Ее упрямое нежелание идти ему навстречу едва вновь не привело к ссоре. Чего она хочет? Красивых слов о любви? Ему же надо было одно — подписать документ для своего короля. Коннал не любил давать обещаний, которых не мог выполнить. Пусть она оценит хотя бы его честность. Он молча смотрел на нее, и по мере того, как длилась пауза, в глазах ее все яснее проступало выражение, которое никак не вязалось ни с ее достоинством, ни с ее красотой. Стыд и отчаяние отвергнутой женщины — вот что он увидел в ее глазах. Конналу стало неловко. Но ведь речь шла не о нем, напомнил он себе. Расторгнутая помолвка! Может, это ему, таинственному несостоявшемуся жениху, Шинид отдала свое сердце?

— Ты любишь другого? — спросил он, повинуясь внезапному импульсу. Коннал напряженно ждал ответа. Он и сам не знал, как поступит, если она ответит утвердительно.

Вопрос удивил ее. Любит ли она другого? Неужели Пендрагон считает, что она так легко способна подарить кому-то свое сердце? Или он думает, что она может выбирать из сотен претендентов? Шинид была не такой, как все женщины. Сильнее. Выше во многих смыслах. А лучшие всегда одиноки. Они обречены на одиночество. Обречены на ненависть. Стоит довериться не тому мужчине, и разбитое сердце тебе обеспечено. Шинид болезненно поморщилась при этом воспоминании. Она намеренно не заталкивала его вглубь, держала на виду, как напоминание о том, что бывает, если забыть о возложенной на твои плечи ответственности. Магия, ее сила, заключена в чистой любви и безоглядном доверии. А без них она существовать не может. Магия была ее сущностью, основой ее жизни, и сама она, чтобы жить, должна любить и верить безоглядно. А без любви и доверия теряется смысл жизни.

— Нет, — с тихим вздохом ответила она наконец, — другого нет.

Сейчас нет, подумал Коннал, но раньше был.

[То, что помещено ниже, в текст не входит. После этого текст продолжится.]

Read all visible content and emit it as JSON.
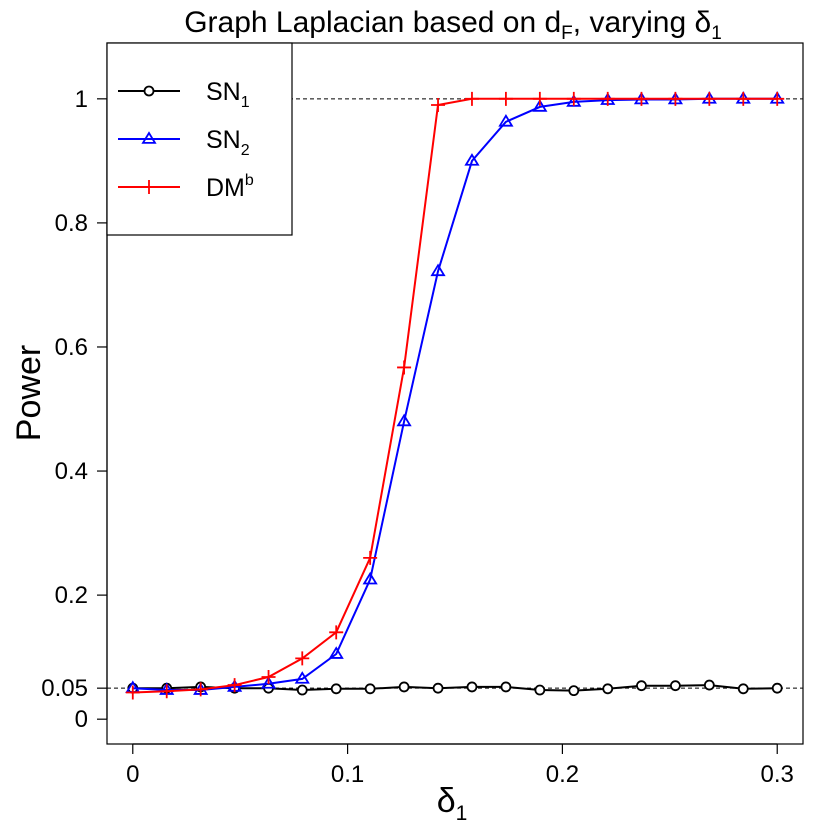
{
  "chart_data": {
    "type": "line",
    "title": {
      "prefix": "Graph Laplacian based on d",
      "sub": "F",
      "suffix": ", varying δ",
      "sub2": "1"
    },
    "xlabel": {
      "base": "δ",
      "sub": "1"
    },
    "ylabel": "Power",
    "xlim": [
      -0.012,
      0.312
    ],
    "ylim": [
      -0.04,
      1.09
    ],
    "x_ticks": [
      0,
      0.1,
      0.2,
      0.3
    ],
    "x_tick_labels": [
      "0",
      "0.1",
      "0.2",
      "0.3"
    ],
    "y_ticks": [
      0,
      0.05,
      0.2,
      0.4,
      0.6,
      0.8,
      1
    ],
    "y_tick_labels": [
      "0",
      "0.05",
      "0.2",
      "0.4",
      "0.6",
      "0.8",
      "1"
    ],
    "reference_lines": [
      1.0,
      0.05
    ],
    "x": [
      0,
      0.0158,
      0.0316,
      0.0474,
      0.0632,
      0.0789,
      0.0947,
      0.1105,
      0.1263,
      0.1421,
      0.1579,
      0.1737,
      0.1895,
      0.2053,
      0.2211,
      0.2368,
      0.2526,
      0.2684,
      0.2842,
      0.3
    ],
    "series": [
      {
        "name": "SN1",
        "label": "SN",
        "label_sub": "1",
        "label_sup": "",
        "color": "#000000",
        "marker": "circle",
        "values": [
          0.05,
          0.05,
          0.052,
          0.05,
          0.05,
          0.047,
          0.049,
          0.049,
          0.052,
          0.05,
          0.052,
          0.052,
          0.047,
          0.046,
          0.049,
          0.054,
          0.054,
          0.055,
          0.049,
          0.05
        ]
      },
      {
        "name": "SN2",
        "label": "SN",
        "label_sub": "2",
        "label_sup": "",
        "color": "#0000ff",
        "marker": "triangle",
        "values": [
          0.05,
          0.047,
          0.047,
          0.052,
          0.057,
          0.065,
          0.105,
          0.225,
          0.48,
          0.722,
          0.9,
          0.963,
          0.987,
          0.995,
          0.998,
          0.999,
          0.999,
          1.0,
          1.0,
          1.0
        ]
      },
      {
        "name": "DMb",
        "label": "DM",
        "label_sub": "",
        "label_sup": "b",
        "color": "#ff0000",
        "marker": "plus",
        "values": [
          0.043,
          0.045,
          0.048,
          0.055,
          0.068,
          0.098,
          0.14,
          0.26,
          0.567,
          0.99,
          1.0,
          1.0,
          1.0,
          1.0,
          1.0,
          1.0,
          1.0,
          1.0,
          1.0,
          1.0
        ]
      }
    ],
    "legend": "top-left"
  }
}
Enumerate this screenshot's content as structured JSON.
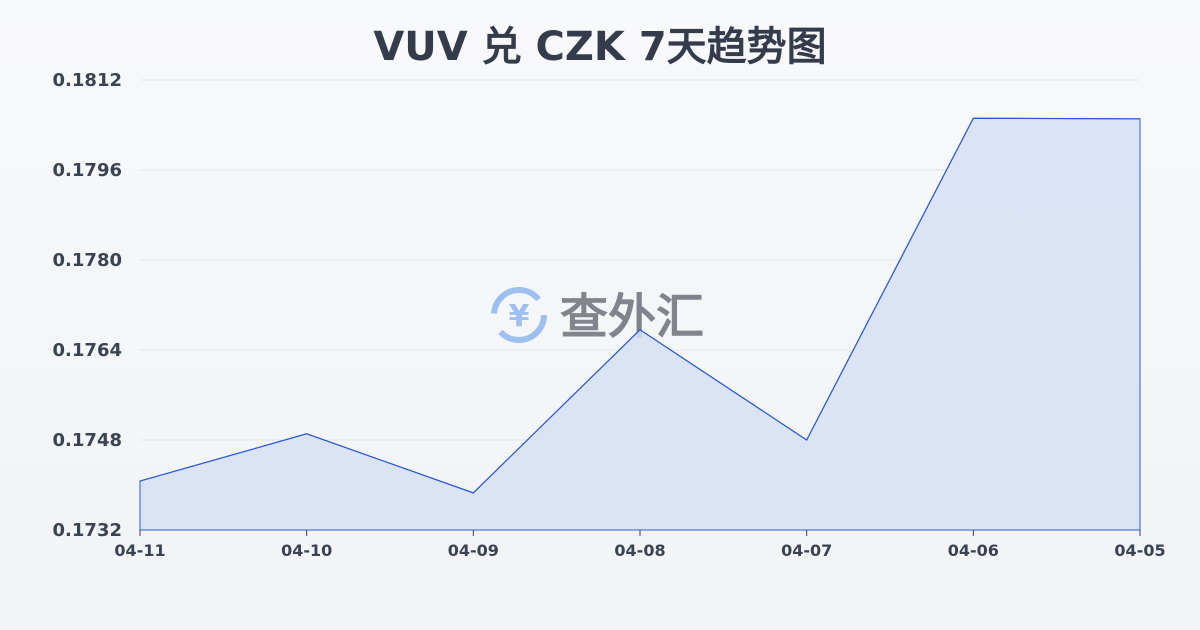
{
  "chart_data": {
    "type": "area",
    "title": "VUV 兑 CZK 7天趋势图",
    "xlabel": "",
    "ylabel": "",
    "categories": [
      "04-11",
      "04-10",
      "04-09",
      "04-08",
      "04-07",
      "04-06",
      "04-05"
    ],
    "values": [
      0.17407,
      0.17491,
      0.17386,
      0.17676,
      0.1748,
      0.18052,
      0.18051
    ],
    "ylim": [
      0.1732,
      0.1812
    ],
    "yticks": [
      "0.1732",
      "0.1748",
      "0.1764",
      "0.1780",
      "0.1796",
      "0.1812"
    ],
    "grid": true,
    "colors": {
      "line": "#2a5bd7",
      "fill": "#d6e1f5"
    }
  },
  "watermark": {
    "text": "查外汇",
    "icon": "yen-exchange-icon"
  }
}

Он прочел в ее взгляде, в мелькнувшем отражении давней боли. Он явствовал ее боль, хотя и не знал, откуда она пришла. Он едва и не физически ощущал рубцы на ее душе, оставленные нанесенными кем-то ранами, так до конца и не зажившими. Коннал растерялся, не готовый к такого рода ощущениям, отвернулся, спрятал взгляд. Чувствуя так глубоко и остро, он становился уязвимым, что недопустимо для воина и рыцаря. Сердце не закуешь в латы. Стоит открыть его — и ты погиб.

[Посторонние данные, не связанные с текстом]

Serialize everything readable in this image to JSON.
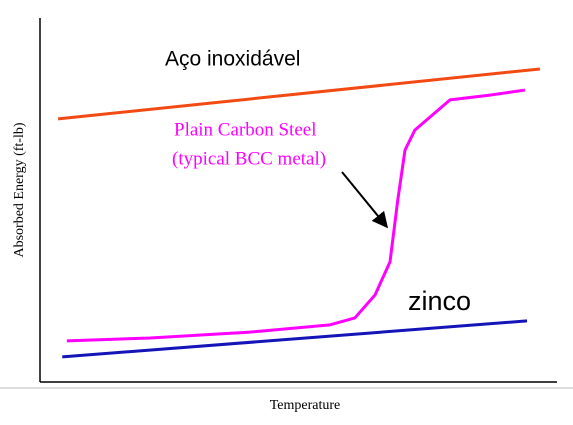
{
  "chart_data": {
    "type": "line",
    "xlabel": "Temperature",
    "ylabel": "Absorbed Energy (ft-lb)",
    "xlim": [
      0,
      100
    ],
    "ylim": [
      0,
      100
    ],
    "series": [
      {
        "name": "Aço inoxidável",
        "color": "#f24a12",
        "x": [
          3.5,
          96.7
        ],
        "values": [
          72.3,
          86.0
        ]
      },
      {
        "name": "Plain Carbon Steel",
        "color": "#ff00ff",
        "x": [
          5.2,
          21.3,
          40.6,
          56.1,
          60.9,
          64.8,
          67.7,
          69.2,
          70.6,
          72.5,
          79.3,
          87.0,
          93.8
        ],
        "values": [
          11.3,
          12.1,
          13.7,
          15.7,
          17.6,
          23.9,
          33.0,
          50.0,
          63.7,
          69.2,
          77.5,
          78.8,
          80.2
        ]
      },
      {
        "name": "zinco",
        "color": "#1414b8",
        "x": [
          4.3,
          94.2
        ],
        "values": [
          6.9,
          16.8
        ]
      }
    ],
    "annotations": [
      "(typical BCC metal)"
    ]
  }
}
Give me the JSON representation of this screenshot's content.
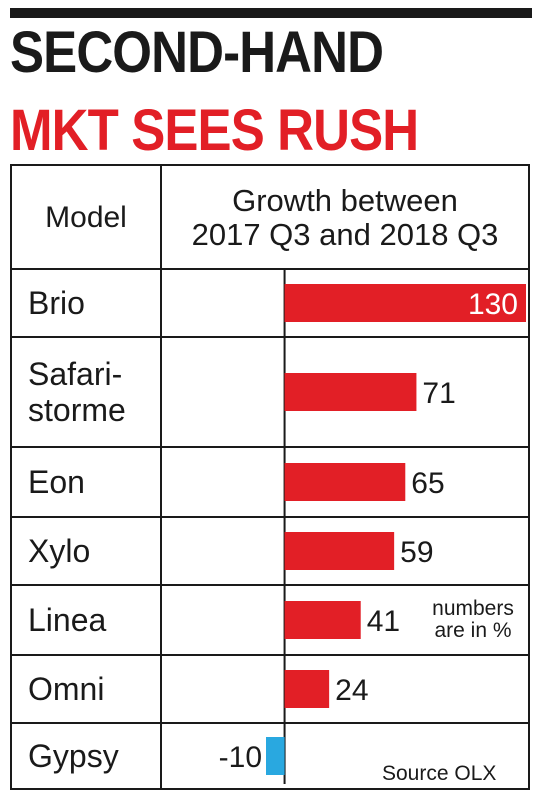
{
  "headline": {
    "line1": "SECOND-HAND",
    "line2": "MKT SEES RUSH"
  },
  "table": {
    "col_model_header": "Model",
    "col_growth_header_line1": "Growth between",
    "col_growth_header_line2": "2017 Q3 and 2018 Q3"
  },
  "models": [
    {
      "label_line1": "Brio",
      "label_line2": ""
    },
    {
      "label_line1": "Safari-",
      "label_line2": "storme"
    },
    {
      "label_line1": "Eon",
      "label_line2": ""
    },
    {
      "label_line1": "Xylo",
      "label_line2": ""
    },
    {
      "label_line1": "Linea",
      "label_line2": ""
    },
    {
      "label_line1": "Omni",
      "label_line2": ""
    },
    {
      "label_line1": "Gypsy",
      "label_line2": ""
    }
  ],
  "note": "numbers are in %",
  "source": "Source OLX",
  "colors": {
    "positive": "#e21f26",
    "negative": "#29a8e0",
    "headline_black": "#1a1a1a",
    "headline_red": "#e21f26"
  },
  "chart_data": {
    "type": "bar",
    "orientation": "horizontal",
    "categories": [
      "Brio",
      "Safari-storme",
      "Eon",
      "Xylo",
      "Linea",
      "Omni",
      "Gypsy"
    ],
    "values": [
      130,
      71,
      65,
      59,
      41,
      24,
      -10
    ],
    "unit": "%",
    "xlim": [
      -66,
      130
    ]
  }
}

— Хорошо, — мрачно бросил он, оглядывая зал поверх ее плеча. — Я не хотел бы из-за тебя кого-то убивать.

— Упаси Бог!

Тогда он встретился с ней взглядом, и этот взгляд пригвоздил ее к месту.

— Не сомневайся, Шинид. Надо будет — я это сделаю. В сердце ее нежданно поднялась волна нежности.

— Ты принадлежишь мне! — отчеканил он — и волна обрушилась вниз.

— Я не чья-то собственность! — Шинид гордо расправила плечи.

— Многие хотят обладать тобой или убить тебя за то, что ты собой представляешь.

— Я живу ради них. — Шинид обвела рукой зал. — Ради моего народа. Ради этой земли. Едва ли магия способна помочь мне лично, и все же она — часть меня, часть моей души. Она у меня в крови. — Она смотрела ему в глаза, спрашивая себя, способен ли он понять ее, и гадая, куда делся тот мальчик, что некогда понимал ее сердцем, которому ничего не надо было объяснять. — А мужчинам нужны мои дары, но не я как женщина. Я очень хорошо осведомлена о грозящих мне опасностях, Пендрагон.

— Называй меня по имени, Бога ради!

— Конналом звали мальчика, которого я когда-то любила. Пендрагон — мужчина, до которого мне нет дела и которого я знать не хочу.

Коннал поморщился, но взгляда не отвел.

— Ты узнаешь меня, Шинид. Хорошо узнаешь.

Он приблизился к ней вплотную, так что тела их соприкоснулись.

— Узнаешь так, как жена узнает мужа.